Hi I'm new in keras and I concatenate two LSTM in keras. The dataset is a univariate time series which was split by the method sliding window. Then I reshaped it as a tesor of [samples, features,time steps]. However when I tried to fit the model the following error appears.
TypeError: in user code:
/usr/local/lib/python3.8/dist-packages/tensorflow/python/keras/engine/training.py:806 train_function *
return step_function(self, iterator)
/usr/local/lib/python3.8/dist-packages/tensorflow/python/keras/engine/training.py:796 step_function **
outputs = model.distribute_strategy.run(run_step, args=(data,))
/usr/local/lib/python3.8/dist-packages/tensorflow/python/distribute/distribute_lib.py:1211 run
return self._extended.call_for_each_replica(fn, args=args, kwargs=kwargs)

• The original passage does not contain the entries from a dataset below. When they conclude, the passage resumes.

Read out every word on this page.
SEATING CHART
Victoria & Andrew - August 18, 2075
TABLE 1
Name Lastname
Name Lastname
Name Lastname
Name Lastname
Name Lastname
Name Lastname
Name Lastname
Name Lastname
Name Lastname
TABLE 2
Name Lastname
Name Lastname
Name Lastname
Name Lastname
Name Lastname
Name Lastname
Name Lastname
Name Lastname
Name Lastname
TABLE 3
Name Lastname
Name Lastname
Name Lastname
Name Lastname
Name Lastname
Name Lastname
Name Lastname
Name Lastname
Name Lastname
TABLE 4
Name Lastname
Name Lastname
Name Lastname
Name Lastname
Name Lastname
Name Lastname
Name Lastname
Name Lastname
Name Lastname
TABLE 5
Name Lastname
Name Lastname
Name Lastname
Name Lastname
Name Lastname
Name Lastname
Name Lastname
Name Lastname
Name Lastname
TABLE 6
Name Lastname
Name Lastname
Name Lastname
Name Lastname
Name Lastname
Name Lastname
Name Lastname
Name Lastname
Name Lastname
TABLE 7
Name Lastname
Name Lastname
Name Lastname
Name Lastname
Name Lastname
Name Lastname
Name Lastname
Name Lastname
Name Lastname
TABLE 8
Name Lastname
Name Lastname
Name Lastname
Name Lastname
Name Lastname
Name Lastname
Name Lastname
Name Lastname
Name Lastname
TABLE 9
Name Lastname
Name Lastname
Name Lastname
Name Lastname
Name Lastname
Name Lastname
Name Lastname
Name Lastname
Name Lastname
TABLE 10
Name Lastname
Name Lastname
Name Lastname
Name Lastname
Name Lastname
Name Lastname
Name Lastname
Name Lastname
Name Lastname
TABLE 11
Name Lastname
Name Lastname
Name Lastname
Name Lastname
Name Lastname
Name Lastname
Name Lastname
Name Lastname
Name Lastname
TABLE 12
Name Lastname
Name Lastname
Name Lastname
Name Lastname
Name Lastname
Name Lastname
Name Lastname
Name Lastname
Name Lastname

/usr/local/lib/python3.8/dist-packages/tensorflow/python/distribute/distribute_lib.py:2585 call_for_each_replica
return self._call_for_each_replica(fn, args, kwargs)
/usr/local/lib/python3.8/dist-packages/tensorflow/python/distribute/distribute_lib.py:2945 _call_for_each_replica
return fn(*args, **kwargs)
/usr/local/lib/python3.8/dist-packages/tensorflow/python/keras/engine/training.py:789 run_step **
outputs = model.train_step(data)
/usr/local/lib/python3.8/dist-packages/tensorflow/python/keras/engine/training.py:747 train_step
y_pred = self(x, training=True)
/usr/local/lib/python3.8/dist-packages/tensorflow/python/keras/engine/base_layer.py:985 __call__
outputs = call_fn(inputs, *args, **kwargs)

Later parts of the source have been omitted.